[Critique] Identity crises | The duty

Camped in Rome, in the 1970s, The immensityaccording to the title of a song by Don Backy, depicts a family on the verge of exploding whose dazzling central figure, Clara, interpreted with panache and sensitivity by Penélope Cruz, echoes Grazia, mother of freedom-loving family embodied by Valeria Golino 20 years earlier in Respiroalso by Emanuele Crialese.

Like Clara, Grazia shocked those around her with her extravagance, her sensitive sensitivity and her close relationship with her three children, particularly the eldest, to the chagrin of the head of the family (here also played by Vincenzo Amato). . Drawing on his childhood memories, Emanuele Crialese preferred opulent Roman apartments to the beauties of the island of Lampedusa, south of Sicily, in order to pay homage to his own mother.

However, he substituted the character of the eldest son for that of a teenager convinced of having been born in the wrong body, Adri (Luana Giuliani, whose intense gaze reflects a limited palette of emotions), diminutive of Adriana, who would like to be called Andrea, a male name. Remember that last year, at the Venice Film Festival, the filmmaker, who had dreamed for years of shooting The immensityhad revealed to be a trans man.
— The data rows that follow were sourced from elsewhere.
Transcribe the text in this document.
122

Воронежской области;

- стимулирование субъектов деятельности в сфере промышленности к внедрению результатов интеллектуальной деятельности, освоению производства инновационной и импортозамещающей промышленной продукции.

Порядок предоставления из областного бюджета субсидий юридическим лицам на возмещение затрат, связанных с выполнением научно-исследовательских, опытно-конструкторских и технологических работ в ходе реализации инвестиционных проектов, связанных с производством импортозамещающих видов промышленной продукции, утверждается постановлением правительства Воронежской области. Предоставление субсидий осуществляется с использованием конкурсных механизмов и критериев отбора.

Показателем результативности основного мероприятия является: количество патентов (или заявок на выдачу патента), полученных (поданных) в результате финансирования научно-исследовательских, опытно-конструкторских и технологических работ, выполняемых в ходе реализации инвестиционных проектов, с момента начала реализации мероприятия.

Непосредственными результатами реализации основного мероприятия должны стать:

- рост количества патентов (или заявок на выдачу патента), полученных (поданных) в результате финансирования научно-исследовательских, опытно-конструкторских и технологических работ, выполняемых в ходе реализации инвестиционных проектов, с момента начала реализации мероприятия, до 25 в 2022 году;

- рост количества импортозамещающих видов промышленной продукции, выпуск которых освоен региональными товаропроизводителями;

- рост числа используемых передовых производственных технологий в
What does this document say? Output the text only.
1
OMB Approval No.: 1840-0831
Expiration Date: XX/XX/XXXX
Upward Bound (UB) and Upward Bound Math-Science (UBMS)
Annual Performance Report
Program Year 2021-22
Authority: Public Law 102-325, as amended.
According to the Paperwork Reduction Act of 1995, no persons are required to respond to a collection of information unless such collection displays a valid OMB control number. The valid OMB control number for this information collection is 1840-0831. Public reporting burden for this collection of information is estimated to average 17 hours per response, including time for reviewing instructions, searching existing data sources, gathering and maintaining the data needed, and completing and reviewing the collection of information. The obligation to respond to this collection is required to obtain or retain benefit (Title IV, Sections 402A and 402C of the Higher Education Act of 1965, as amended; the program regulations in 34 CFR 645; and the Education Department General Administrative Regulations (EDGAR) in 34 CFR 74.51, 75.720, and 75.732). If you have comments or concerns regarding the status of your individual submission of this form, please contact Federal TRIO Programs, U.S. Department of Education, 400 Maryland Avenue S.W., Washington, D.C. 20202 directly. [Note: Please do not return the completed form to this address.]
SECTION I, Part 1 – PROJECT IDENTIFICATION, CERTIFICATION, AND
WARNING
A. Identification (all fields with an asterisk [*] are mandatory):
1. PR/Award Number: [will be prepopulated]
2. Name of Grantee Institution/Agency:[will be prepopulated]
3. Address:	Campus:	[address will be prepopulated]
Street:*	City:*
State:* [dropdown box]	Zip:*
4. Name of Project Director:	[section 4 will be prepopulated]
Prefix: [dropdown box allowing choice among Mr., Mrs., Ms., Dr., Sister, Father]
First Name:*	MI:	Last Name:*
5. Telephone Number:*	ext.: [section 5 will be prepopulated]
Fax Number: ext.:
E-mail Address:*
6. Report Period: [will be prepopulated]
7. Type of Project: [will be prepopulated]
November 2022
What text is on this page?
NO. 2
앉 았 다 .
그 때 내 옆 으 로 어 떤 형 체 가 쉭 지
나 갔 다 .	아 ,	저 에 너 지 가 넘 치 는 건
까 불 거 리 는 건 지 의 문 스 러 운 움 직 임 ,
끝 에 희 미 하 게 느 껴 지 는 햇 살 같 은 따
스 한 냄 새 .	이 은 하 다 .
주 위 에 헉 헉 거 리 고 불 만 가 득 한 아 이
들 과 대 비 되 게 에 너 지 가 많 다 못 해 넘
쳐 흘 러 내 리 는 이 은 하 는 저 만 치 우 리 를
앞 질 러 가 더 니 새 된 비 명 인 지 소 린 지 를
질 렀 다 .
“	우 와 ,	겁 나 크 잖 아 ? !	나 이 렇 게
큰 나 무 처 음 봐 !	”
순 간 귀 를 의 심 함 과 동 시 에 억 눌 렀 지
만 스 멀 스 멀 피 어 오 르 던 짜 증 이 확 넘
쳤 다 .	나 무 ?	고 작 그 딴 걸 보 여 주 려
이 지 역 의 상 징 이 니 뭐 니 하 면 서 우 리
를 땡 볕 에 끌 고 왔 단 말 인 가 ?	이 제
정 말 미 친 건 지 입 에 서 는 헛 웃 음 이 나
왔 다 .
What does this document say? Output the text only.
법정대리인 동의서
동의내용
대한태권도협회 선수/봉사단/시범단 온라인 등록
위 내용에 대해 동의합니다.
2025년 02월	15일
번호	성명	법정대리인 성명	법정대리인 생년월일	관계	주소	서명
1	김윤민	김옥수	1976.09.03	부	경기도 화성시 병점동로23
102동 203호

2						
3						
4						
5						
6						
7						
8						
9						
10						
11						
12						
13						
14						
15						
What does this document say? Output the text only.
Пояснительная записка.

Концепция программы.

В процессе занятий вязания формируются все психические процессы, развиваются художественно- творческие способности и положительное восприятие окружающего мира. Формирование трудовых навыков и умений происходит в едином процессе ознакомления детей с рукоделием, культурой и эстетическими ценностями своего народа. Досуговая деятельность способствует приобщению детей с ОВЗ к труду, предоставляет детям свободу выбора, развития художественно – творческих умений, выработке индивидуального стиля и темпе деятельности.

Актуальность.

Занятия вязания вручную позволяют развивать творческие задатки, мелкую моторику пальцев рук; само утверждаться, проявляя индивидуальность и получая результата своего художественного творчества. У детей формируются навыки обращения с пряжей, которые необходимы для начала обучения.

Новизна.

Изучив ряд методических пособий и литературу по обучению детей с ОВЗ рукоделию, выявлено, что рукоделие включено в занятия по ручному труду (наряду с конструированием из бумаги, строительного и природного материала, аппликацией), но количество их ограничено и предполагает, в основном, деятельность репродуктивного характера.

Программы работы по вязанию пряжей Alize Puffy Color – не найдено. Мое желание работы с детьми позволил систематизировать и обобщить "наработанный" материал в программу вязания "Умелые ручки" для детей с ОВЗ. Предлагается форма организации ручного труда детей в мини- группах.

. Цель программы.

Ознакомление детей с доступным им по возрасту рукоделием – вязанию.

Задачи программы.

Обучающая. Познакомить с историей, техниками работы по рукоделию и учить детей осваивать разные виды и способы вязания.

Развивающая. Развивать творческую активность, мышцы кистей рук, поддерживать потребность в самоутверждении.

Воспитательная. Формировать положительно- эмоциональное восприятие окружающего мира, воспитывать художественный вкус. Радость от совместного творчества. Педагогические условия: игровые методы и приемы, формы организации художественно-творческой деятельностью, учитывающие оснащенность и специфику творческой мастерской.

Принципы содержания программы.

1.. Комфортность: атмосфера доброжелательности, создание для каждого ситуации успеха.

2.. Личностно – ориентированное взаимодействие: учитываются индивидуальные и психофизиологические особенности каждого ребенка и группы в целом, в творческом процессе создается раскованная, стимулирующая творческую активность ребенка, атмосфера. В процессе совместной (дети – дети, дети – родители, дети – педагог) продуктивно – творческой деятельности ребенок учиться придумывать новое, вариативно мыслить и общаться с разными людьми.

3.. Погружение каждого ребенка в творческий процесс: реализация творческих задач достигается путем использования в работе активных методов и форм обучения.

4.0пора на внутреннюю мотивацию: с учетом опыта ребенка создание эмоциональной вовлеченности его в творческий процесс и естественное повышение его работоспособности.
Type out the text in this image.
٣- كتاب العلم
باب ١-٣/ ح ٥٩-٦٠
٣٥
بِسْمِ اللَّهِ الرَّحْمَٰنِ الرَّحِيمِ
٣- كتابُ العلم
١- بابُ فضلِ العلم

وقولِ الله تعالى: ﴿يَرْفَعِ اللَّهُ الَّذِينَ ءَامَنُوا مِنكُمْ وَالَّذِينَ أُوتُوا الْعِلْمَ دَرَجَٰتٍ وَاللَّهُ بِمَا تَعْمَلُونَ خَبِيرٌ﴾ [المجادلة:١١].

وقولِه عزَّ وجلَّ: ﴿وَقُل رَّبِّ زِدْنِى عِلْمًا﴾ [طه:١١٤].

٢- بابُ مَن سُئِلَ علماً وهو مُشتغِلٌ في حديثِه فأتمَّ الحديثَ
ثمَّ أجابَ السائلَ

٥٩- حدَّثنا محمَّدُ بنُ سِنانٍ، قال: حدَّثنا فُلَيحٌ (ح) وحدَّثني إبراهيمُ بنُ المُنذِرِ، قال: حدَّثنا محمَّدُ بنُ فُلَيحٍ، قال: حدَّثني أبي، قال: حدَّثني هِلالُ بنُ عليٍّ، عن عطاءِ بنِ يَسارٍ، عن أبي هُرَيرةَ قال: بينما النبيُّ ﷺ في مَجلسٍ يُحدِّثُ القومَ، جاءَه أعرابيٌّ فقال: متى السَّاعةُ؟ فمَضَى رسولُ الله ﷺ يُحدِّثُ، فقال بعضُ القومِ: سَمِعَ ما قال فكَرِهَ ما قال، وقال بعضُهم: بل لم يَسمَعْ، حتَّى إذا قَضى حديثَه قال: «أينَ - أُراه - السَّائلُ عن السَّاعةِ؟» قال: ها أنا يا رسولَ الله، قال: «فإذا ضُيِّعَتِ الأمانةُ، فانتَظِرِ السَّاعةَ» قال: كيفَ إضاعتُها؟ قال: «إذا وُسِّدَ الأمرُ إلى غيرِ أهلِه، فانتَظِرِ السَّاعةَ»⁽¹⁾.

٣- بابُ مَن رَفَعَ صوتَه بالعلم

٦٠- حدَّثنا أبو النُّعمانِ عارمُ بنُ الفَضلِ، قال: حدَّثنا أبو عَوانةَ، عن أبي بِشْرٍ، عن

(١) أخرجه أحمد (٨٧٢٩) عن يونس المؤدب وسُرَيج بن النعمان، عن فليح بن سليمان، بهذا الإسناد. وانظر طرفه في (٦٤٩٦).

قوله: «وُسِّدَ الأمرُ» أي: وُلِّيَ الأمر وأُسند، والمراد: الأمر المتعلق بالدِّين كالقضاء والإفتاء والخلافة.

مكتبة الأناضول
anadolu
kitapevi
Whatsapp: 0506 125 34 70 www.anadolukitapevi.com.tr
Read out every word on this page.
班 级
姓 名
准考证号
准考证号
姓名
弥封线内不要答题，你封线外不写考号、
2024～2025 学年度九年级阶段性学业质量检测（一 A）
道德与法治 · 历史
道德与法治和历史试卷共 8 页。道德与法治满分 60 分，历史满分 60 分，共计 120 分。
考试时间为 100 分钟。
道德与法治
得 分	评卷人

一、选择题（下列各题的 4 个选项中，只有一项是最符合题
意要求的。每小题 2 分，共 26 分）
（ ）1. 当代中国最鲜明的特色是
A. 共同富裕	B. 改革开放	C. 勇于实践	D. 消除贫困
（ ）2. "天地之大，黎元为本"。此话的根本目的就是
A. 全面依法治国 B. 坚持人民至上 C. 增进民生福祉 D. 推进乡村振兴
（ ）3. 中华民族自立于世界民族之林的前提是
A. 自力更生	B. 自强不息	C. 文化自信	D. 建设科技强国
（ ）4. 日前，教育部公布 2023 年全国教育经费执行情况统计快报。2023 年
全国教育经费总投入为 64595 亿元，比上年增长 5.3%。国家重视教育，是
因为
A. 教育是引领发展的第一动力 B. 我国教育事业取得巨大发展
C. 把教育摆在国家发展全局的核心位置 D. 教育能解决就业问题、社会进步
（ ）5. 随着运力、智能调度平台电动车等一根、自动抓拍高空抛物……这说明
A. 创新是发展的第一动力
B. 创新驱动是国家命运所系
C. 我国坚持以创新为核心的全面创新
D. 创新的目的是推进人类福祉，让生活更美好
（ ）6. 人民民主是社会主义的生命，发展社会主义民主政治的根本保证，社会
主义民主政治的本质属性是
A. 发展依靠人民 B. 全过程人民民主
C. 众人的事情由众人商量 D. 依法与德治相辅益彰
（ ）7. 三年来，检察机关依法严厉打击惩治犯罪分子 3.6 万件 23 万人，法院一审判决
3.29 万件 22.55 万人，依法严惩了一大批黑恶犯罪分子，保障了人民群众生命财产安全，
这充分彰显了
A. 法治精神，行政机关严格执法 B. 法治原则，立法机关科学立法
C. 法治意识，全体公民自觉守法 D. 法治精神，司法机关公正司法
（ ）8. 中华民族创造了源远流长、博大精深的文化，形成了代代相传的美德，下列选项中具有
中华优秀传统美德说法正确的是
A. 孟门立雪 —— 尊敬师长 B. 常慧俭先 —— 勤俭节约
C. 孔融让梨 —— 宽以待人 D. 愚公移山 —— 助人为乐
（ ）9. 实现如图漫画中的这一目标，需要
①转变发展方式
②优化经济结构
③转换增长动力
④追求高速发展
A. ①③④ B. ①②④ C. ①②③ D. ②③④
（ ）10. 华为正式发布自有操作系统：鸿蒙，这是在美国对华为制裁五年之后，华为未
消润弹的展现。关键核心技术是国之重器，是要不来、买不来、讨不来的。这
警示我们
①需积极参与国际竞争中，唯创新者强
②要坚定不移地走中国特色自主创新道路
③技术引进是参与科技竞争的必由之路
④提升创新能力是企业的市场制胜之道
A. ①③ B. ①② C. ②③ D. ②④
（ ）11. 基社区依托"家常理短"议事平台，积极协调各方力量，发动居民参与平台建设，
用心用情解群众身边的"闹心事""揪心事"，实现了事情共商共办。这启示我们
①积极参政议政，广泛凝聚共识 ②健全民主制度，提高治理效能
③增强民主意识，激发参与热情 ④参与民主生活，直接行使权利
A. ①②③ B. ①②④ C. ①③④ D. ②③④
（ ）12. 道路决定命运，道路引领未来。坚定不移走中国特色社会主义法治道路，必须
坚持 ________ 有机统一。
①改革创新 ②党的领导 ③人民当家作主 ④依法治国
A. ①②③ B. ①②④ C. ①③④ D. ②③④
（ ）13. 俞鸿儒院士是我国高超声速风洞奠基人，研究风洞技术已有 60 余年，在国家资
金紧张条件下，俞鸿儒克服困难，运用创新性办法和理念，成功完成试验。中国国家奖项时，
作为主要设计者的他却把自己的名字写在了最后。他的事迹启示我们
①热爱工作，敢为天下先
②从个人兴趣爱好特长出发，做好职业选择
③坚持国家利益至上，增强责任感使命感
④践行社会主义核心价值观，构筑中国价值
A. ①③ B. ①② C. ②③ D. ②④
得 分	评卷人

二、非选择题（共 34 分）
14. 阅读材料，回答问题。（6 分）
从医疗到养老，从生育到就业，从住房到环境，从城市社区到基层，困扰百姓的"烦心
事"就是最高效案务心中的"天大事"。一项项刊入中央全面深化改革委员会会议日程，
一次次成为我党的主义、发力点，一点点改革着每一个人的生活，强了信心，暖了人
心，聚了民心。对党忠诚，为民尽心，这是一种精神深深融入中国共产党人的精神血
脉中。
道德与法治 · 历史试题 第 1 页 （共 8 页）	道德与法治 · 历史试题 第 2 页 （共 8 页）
Evoking little Laure in tomboy, by Céline Sciamma, who dealt with gender identity in fine detail, Andrea is only too happy when Sara (Penélope Nieto Conti), who lives with her family in a shanty town threatened with being razed, immediately mistakes him for a boy. Andrea will be even more so when he discovers that Sara likes him.

Family chronicle

Not having wanted to make a film on transition or gender reveal, Crialese and his scriptwriter accomplices, Francesca Manieri and Vittorio Moroni, cast doubt on the teenager’s gender identity. Witness to the misfortunes of his mother, whom he accuses of being too beautiful when the latter is harassed by passers-by, is Andrea really a transgender boy? Aware of the ambient machismo, does he reject the feminine stereotypes that conservative society wants to impose on him? What is clear is that Andrea’s behavior contributes to creating more and more tension between her father, a tyrannical womanizer, and her mother, who takes refuge in fantasy.

As a counterpoint to the arguments between the parents, the blows of the father and the tears of the mother, Emanuele Crialese offers amusing scenes where Clara involves her children in the dance. As the violence escalates in this hearth of rich, darkening colors, Clara makes her own cinema while Andrea imagines her as Raffaella Carrà singing Rumore or in Patty Pravo covering in Italian the theme song of Love Story.

As charming as these assumed kitsch paintings are, shot in black and white, modeled on real variety shows of the time, they cause the story to stagnate and prevent the characters from developing. Despite its heartbreaking story, The immensity remains a bittersweet family chronicle where the filmmaker, perhaps out of modesty, avoided going in depth.

The immensity (French version of L’immensità)

★★★

Drama by Emanuele Crialese. With Penélope Cruz, Luana Giuliani, Vincenzo Amato and Penélope Nieto Conti. Italy, France, 2022, 97 minutes. Indoors.